A lathe faceplate is a basic workholding accessory for a wood or metal turning lathe. It is a circular metal (usually cast iron) plate which fixes to the end of the lathe spindle. The workpiece is then clamped to the faceplate, typically using t-slot nuts in slots in the faceplate, or less commonly threaded holes in the faceplate itself.

The faceplate may be attached to the lathe in several ways: the two most common are a thread and a precision cone arrangement, and threaded studs and a circular recess fitting a flange on the end of the spindle. Increasingly common is the camlock arrangement, in which shaped studs and cams replace threaded studs for rapid exchanging of the faceplate with other accessories, such as three or four jaw chucks.

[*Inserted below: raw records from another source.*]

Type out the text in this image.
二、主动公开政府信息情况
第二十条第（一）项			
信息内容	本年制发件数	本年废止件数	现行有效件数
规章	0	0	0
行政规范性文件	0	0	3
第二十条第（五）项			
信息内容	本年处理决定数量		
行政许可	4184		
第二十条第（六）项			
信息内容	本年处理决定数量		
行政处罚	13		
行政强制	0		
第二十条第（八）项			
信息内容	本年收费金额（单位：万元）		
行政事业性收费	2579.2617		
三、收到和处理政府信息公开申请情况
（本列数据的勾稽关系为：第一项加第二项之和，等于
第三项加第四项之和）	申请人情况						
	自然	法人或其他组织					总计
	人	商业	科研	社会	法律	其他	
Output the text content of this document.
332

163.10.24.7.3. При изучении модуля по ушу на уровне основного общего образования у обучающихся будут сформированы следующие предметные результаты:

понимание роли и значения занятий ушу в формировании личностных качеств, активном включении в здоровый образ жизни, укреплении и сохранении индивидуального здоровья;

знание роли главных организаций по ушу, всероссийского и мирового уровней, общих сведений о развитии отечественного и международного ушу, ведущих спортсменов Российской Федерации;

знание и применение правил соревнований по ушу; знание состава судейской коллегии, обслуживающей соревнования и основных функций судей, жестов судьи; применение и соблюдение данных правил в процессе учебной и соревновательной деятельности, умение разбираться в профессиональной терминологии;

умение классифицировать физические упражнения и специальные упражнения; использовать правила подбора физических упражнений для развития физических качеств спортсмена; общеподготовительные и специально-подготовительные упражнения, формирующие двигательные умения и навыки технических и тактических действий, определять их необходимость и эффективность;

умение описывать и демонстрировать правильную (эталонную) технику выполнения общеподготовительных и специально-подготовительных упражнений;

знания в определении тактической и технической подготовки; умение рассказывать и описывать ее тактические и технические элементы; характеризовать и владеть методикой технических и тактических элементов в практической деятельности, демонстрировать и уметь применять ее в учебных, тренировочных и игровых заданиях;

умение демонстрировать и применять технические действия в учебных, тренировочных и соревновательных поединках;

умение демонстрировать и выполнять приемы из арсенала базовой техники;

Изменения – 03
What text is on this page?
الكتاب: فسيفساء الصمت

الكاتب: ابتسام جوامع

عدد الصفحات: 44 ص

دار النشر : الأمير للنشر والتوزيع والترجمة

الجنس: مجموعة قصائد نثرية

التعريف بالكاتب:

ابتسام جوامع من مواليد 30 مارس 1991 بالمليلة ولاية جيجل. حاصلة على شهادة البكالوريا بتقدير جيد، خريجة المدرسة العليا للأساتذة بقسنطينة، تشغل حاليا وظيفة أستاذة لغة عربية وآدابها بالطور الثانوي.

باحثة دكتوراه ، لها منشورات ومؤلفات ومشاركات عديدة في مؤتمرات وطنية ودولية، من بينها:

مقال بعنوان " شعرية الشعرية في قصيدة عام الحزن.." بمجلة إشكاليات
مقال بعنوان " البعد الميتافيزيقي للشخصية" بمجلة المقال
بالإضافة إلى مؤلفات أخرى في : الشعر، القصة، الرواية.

The faceplate was the ancestor of lathe chucks, an arrangement of three or more adjustable 'dogs' bolted to the faceplate providing a primitive chuck arrangement. The smaller plate in the upper photo is specifically a 'dog face' with slots intended to hold a bent tail dog while the work itself was supported on centers. The larger plate to the right simply provides a variety of ways by which work can be bolted or clamped to the plate. The slotted plate on the lower photo accepts wedged holders which can be used to fasten the work to the plate. The plates were expendable, so it was not unusual as shown in both photos for a machinist to drill additional holes in the plates for attaching work that could not otherwise be attached. While the dog plates were usually fairly small regardless of the lathe size, the classic face plate is usually matched to the maximum diameter that the lathe will swing.

It may seem that a faceplate is a primitive accessory superseded by precision chucks, but its inherent flexibility (almost any shape can be attached to a faceplate with care and the right fixings) and the possibility of achieving great accuracy by careful setup make it essential for a well equipped lathe.

For certain specialist jobs, temporary or special faceplates can be made, perhaps in wood or light alloy, that can be machined or adapted for difficult workholding jobs. One example might be attaching thin sheet metal to a wooden faceplate using wood screws, allowing the trepanning of holes, with the tool cutting into the sacrificial faceplate material.